The hospital industry has said HCFA's regulation is unrealistic, too expensive and impractical. The JCAHO argued that it would be sufficient for hospitals and other healthcare organizations to have patients in restraints examined by a licensed practitioner every four hours.
"I am not persuaded by this argument," wrote Robert A. Streimer, deputy director of HCFA's office of clinical standards and quality, in a May 9 letter to Dennis O'Leary, M.D., JCAHO president and chief executive officer. "We will not accept Joint Commission accreditation as equaling the Federal requirement" insofar as the proposed restraint standard is concerned, Streimer wrote.
He instructed O'Leary to have hospitals meet the federal one-hour rule if they wished to be deemed in compliance for Medicare conditions of participation.
The Joint Commission said last week it will add to its current standards that hospitals seeking deemed status must adhere to HCFA's one-hour rule. JCAHO had said from the start that if HCFA did not sign off on its proposed alternative, it would enforce the HCFA rule.
The standards will be effective Jan. 1, 2001.

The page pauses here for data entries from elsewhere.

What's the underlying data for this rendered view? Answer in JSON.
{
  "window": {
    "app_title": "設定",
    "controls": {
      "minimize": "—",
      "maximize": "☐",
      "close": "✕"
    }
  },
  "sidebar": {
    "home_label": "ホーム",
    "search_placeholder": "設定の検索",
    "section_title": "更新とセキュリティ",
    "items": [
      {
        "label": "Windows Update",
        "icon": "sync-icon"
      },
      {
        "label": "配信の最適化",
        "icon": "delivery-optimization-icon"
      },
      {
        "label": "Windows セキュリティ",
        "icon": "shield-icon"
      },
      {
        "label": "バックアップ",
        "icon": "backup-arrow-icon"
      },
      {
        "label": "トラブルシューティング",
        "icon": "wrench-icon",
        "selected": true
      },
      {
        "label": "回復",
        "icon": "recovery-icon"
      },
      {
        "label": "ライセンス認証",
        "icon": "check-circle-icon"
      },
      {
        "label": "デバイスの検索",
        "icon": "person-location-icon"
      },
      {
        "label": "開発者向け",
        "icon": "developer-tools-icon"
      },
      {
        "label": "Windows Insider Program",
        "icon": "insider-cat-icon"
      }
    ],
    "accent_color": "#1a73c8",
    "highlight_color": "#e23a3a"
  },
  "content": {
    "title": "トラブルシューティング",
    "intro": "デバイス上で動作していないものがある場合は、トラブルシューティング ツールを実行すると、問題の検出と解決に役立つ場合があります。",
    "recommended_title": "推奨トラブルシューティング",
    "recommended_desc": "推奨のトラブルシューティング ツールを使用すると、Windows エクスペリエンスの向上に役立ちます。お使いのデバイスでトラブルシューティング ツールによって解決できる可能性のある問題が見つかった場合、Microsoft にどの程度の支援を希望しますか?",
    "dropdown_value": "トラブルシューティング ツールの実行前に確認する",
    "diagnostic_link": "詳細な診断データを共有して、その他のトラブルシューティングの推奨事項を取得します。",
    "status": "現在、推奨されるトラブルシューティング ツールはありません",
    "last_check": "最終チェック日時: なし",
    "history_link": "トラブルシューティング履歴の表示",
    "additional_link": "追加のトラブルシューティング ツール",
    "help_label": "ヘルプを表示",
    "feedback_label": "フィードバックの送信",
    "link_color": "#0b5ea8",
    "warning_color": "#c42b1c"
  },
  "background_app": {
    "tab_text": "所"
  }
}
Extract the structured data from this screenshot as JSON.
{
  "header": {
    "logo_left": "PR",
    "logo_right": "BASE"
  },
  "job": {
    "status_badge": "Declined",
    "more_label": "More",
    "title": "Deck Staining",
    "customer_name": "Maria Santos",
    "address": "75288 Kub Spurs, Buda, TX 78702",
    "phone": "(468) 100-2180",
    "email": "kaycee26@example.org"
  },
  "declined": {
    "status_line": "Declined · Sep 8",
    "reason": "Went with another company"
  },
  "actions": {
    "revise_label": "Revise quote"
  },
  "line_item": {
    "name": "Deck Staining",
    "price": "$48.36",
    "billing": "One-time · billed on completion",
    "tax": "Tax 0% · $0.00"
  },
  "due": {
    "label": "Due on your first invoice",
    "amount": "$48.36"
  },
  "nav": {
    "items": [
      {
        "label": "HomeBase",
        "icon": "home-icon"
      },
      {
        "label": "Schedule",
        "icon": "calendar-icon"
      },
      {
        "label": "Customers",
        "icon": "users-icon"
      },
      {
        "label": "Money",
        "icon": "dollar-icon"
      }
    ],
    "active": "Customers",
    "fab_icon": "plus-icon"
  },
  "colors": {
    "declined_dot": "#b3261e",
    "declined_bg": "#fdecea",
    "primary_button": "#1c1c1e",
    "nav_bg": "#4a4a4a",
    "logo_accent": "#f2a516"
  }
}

The Joint Commission hasn't gotten much reaction from hospitals, spokeswoman Charlene Hill said.
"HCFA hasn't come out yet with how to implement the rule, so they're still waiting to hear from HCFA," she said.
Carmela Coyle, vice president of the American Hospital Association, said: "We are disappointed at HCFA's unwillingness to accept the clinically based standards offered by the Joint Commission. They involved consumers, provider organizations and clinicians in a very thoughtful process."
HCFA's process was not clinically based, she said. "It's not supported by medical evidence."